Regione Lombardia stanzia 100mila euro
In chiusura è arrivata una bella notizia: il segretario dell’associazione dei consiglieri regionali Alessandro Patelli ha annunciato lo stanziamento di 100mila euro per gli aiuti, che si andranno a sommare alle offerte che i fedeli hanno cominciato a dare proprio al termine della videoconferenza.
Alessandro Patelli
Svelato tra gli applausi un dipinto restaurato
La serata, proprio al suo inizio, ha regalato anche bellezza ai fedeli presenti: il parroco don Navoni infatti ha voluto condividere con il cardinal Pizzaballa la gioia della svelatura di un meraviglioso quadro settecentesco appena restaurato, che di norma è posto sulla controfacciata della chiesa.
“Il restauro ha presentato molte sorprese – ha spiegato il sacerdote – nelle figure che sono ricomparse dal buio e dalla polvere della Storia e nei colori, vivissimi e brillanti. Un dipinto in stile barocco che va verso il rococò, firmato dall’artista veronese Giovan Battista Buratto, nel 1769. Rappresenta l’episodio biblico narrato nel primo libro di Samuele”.
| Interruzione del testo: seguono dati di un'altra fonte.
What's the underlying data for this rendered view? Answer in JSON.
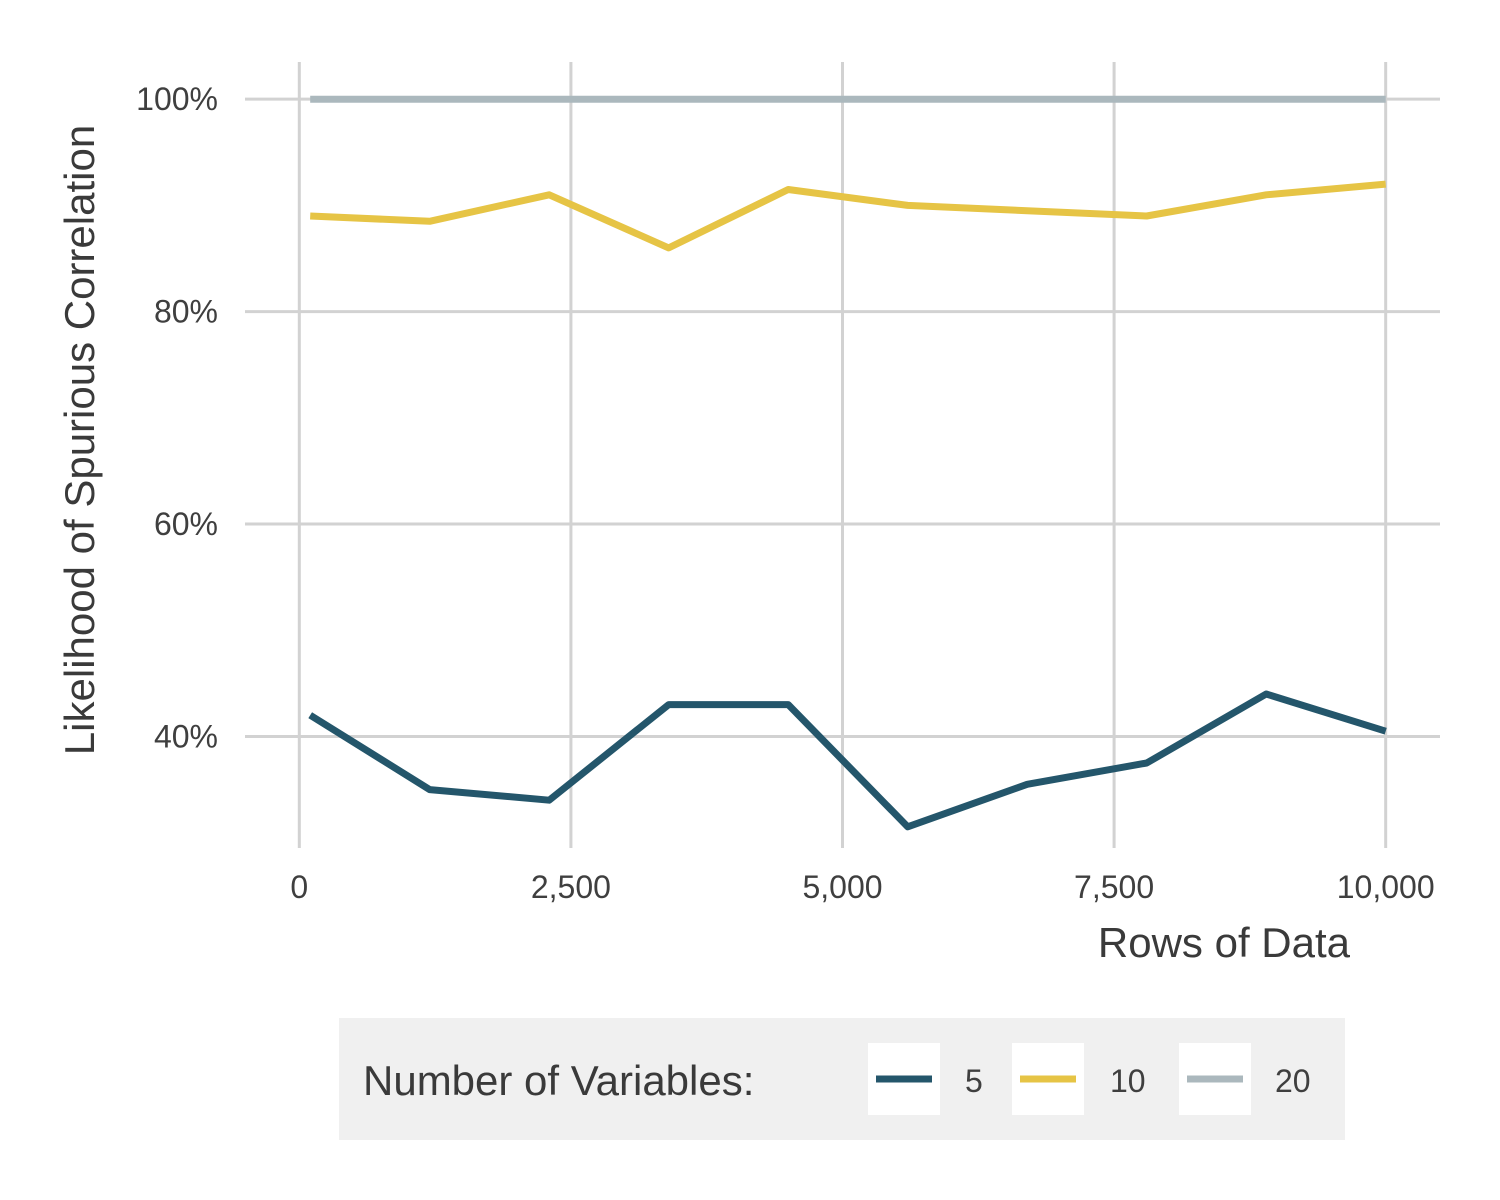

Non appena il velo rosso fuoco che ricopriva la grande tela è stato fatto scivolare sulla sua superficie in chiesa si è levata una spontanea espressione di stupore, accompagnata subito da un applauso caloroso.
“Abigail si inginocchia davanti a re Davide a cavallo, riuscendo a scongiurare una guerra… – ha affermato il sacerdote – La pace è donna e stasera parliamo di pace”.
Un lavoro che verrà presentato nei dettagli venerdì 17 ottobre, in chiesa.